La sagesse africaine comme certaines autres à travers l’humanité, reconnaît deux formes de mort : la mort physique inéluctable qui concerne tout vivant (animal, végétal et humain) et la mort sociale qui est celle que tout individu humain digne se doit d’éviter, toute sa vie physique durant.
Car celle-ci est évitable dès lors qu’elle consacre le tribut d’une vie mauvaise, celle de l’individu humain qui aurait vécu inutilement pour les autres et s’en serait allé sans rien laisser de glorieux, de vertueux à sa postérité, à son pays, à l’humanité.

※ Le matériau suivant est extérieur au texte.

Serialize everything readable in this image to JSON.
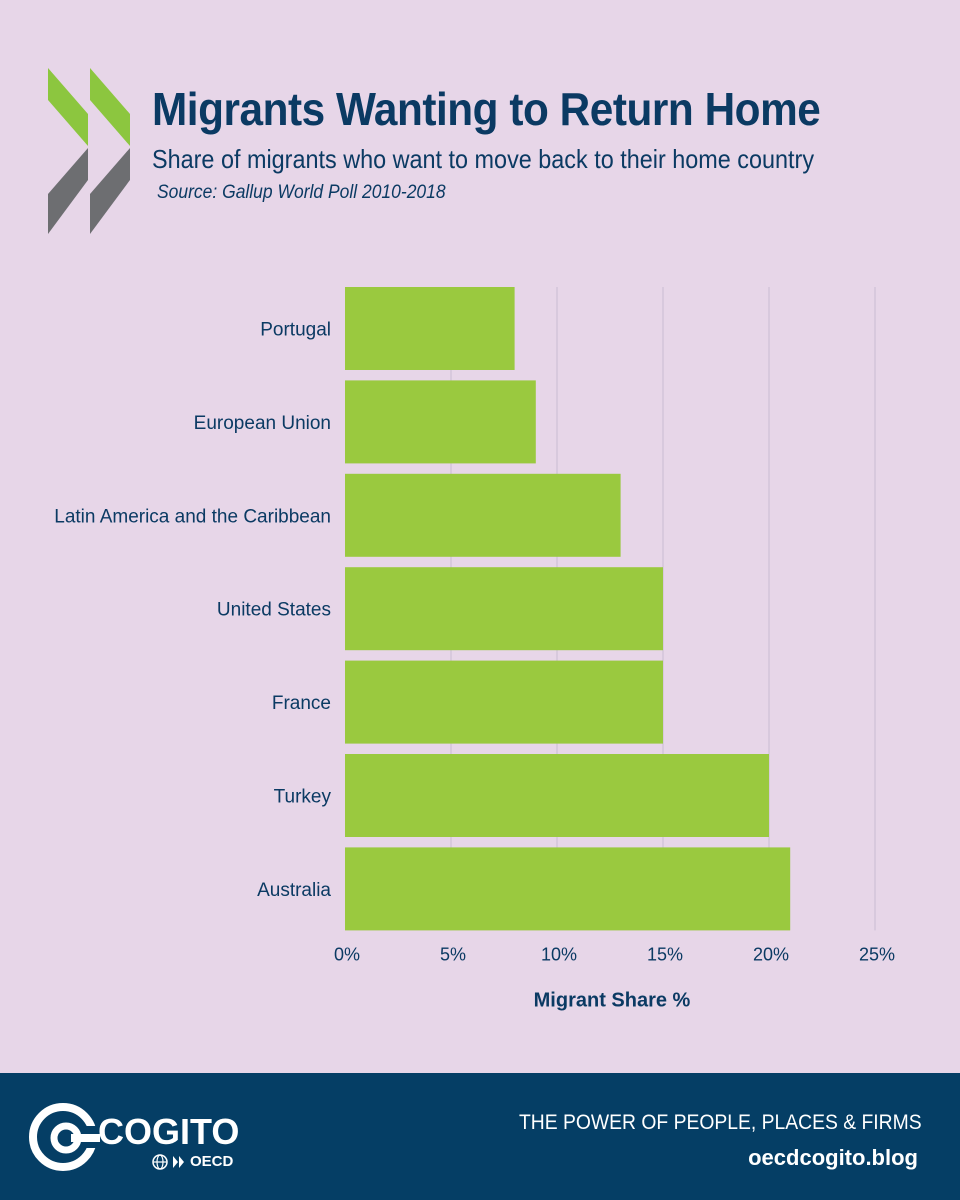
{
  "header": {
    "title": "Migrants Wanting to Return Home",
    "subtitle": "Share of migrants who want to move back to their home country",
    "source": "Source: Gallup World Poll 2010-2018"
  },
  "chart_data": {
    "type": "bar",
    "orientation": "horizontal",
    "categories": [
      "Portugal",
      "European Union",
      "Latin America and the Caribbean",
      "United States",
      "France",
      "Turkey",
      "Australia"
    ],
    "values": [
      8,
      9,
      13,
      15,
      15,
      20,
      21
    ],
    "xlabel": "Migrant Share %",
    "ylabel": "",
    "xlim": [
      0,
      25
    ],
    "ticks": [
      "0%",
      "5%",
      "10%",
      "15%",
      "20%",
      "25%"
    ],
    "tick_values": [
      0,
      5,
      10,
      15,
      20,
      25
    ],
    "grid": true,
    "bar_color": "#9ac93f",
    "grid_color": "#c9bcd2"
  },
  "footer": {
    "brand": "COGITO",
    "brand_sub": "OECD",
    "tagline": "THE POWER OF PEOPLE, PLACES & FIRMS",
    "url": "oecdcogito.blog"
  },
  "colors": {
    "background": "#e7d6e8",
    "text": "#0b3a63",
    "footer": "#053e65",
    "chevron_green": "#8cc63f",
    "chevron_gray": "#6d6e71"
  },
  "icons": {
    "logo": "oecd-chevrons-icon",
    "brand": "cogito-c-icon",
    "globe": "globe-icon"
  }
}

La « bonne » mort à l’opposé, qui triomphe de la mort physique (biologique), est ce sort fort enviable réservé à quelques élus qui survivront éternellement à travers les oeuvres qu’ils laissent, les souvenirs que les survivants garderont d’eux, et la croissance des valeurs et espoirs qu’ils auront semés aussi longtemps que leur physique le leur permettra.
Joseph Ki-Zerbo est physiquement mort depuis le 4 décembre 2006, mais il est socialement plus vivant que jamais. Il a été gratifié d’une « bonne » mort pour avoir pleinement rempli son « contrat de vie » pour lui-même, pour sa famille et surtout pour la patrie africaine et burkinabè, qui savent et sauront le lui reconnaître.
Comme on le dit avec profondeur et vénération, on ne pleure pas la mort des grands hommes : on s’empare plutôt du flambeau qu’ils ont allumé et on s’engage solennellement à le protéger, à le perpétuer pour le triomphe de la lutte qu’ils ont engagée de leur vivant.
Joseph Ki-Zerbo est sans conteste, de ces grands hommes qu’on ne pleure pas. Le vide que sa mort physique a laissé, loin d’être l’expression d’un néant existentiel, est au contraire, l’ensemble des sillons qu’il a tracés et qu’il nous invite à continuer pour y faire croître les valeurs qu’il y a enfouies, avec le courage, l’abnégation, l’amour de l’autre et de la patrie qu’on lui reconnaît unanimement.